In the military, the phrase “stand down” means to stop, cease action, back off, presumably while assessing a situation and considering the next move. In civilian life, a “stand down” is an event that allows needy veterans (or any eligible veteran) the opportunity to stop and gather needed information, and often material things, required to keep one’s footing on a steady path.
A veterans “stand down” is an event that provides employment potential, minor medical examinations, snacks and food, clothing, details on how to file claims with Veterans Affairs and the Social Security Administration and other government agencies, as well as information about veterans service organizations such as the American Legion, Veterans of Foreign Wars, Disabled American Veterans and veterans ethnic groups. “Stand downs” are held in most major American cities, and at least twice a year in Las Vegas.
At one such recent event in October, I had a chance to speak with representatives of the Salvation Army and the Filipino Veterans Group. Both organizations have veterans outreach programs, and representatives were there to help in numerous ways.
Nick Lenderman is the veterans service coordinator for the Salvation Army.
“We provide transitional housing for veterans and have about 75 veterans with us on any given night,” he said. “We also have substance abuse assistance, supportive services for veterans families, case management, rental assistance and utility assistance.”
The Supportive Services for Veterans Families has a goal of obtaining and maintaining stable housing for low-income veterans and their families. The service has financial support from different community agencies, including the VA, which recently awarded the agency a grant.
In addition to the services noted above, the organization provides life skills training, budgeting, credit repair and coping skills. Although not all employees or volunteers who administer the program are veterans, it strives to use peer mentors. But the emphasis is on a strength-based approach to care, whether mentors are veterans or not.
Lenderman’s exhibit at the stand down handed out literature that further explained that the Salvation Army has an adult rehabilitation program that provides for the treatment of substance abuse, chemical addictions, mental health and compulsive gambling for homeless veterans who are struggling with those issues. It’s a 24-hour daily live-in program that can lead to a new life for those who successfully complete the detailed plan.
Employment for veterans is another goal. Lenderman said that with the holidays approaching, the Salvation Army will have seasonal openings for drivers and bell ringers. When it comes to occasional permanent positions at the agency, “We hire veterans whenever possible,” he said.
In addition, the group works with other firms who often call upon the Salvation Army to provide candidates for outside employment.

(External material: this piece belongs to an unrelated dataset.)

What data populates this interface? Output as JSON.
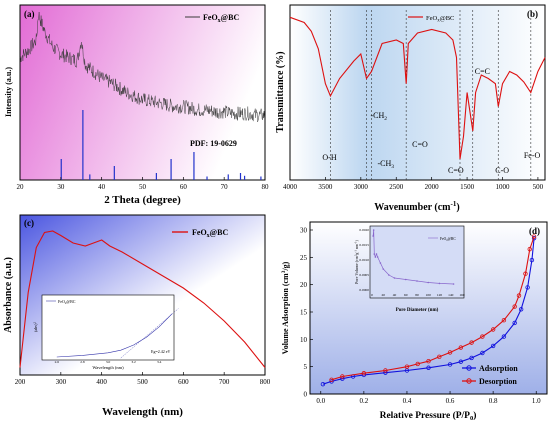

For general information, people can call 702-701-5374. For assistance with substance abuse issues, the number is 702-399-2769.
While at the stand down, I had a chance to briefly speak with representatives of a new organization, the Filipino Veterans Group, which serves Filipino-American veterans of the U.S. military. Although there are other Filipino veterans groups, Jim Castillo said perceived differences led to this new one. Castillo is a coordinator and board member, and a Marine veteran. One of the services he said the group provides, which makes it stand out, is income tax preparation.
Member Armando Cortez, a Navy veteran, said that the group offers free income tax preparation. Members can call 702-214-2155 to access that service. Others can call that number to obtain membership information.
“We are always looking for new members,” Vice President Ray Lopez said.
Journalist and author Chuck N. Baker is an Army veteran of the Vietnam War and a recipient of the Purple Heart. He is the managing editor of Nevada’s Veteran Reporter newspaper and the host of the “Veterans Reporter Radio Show” on KLAV 1230 AM.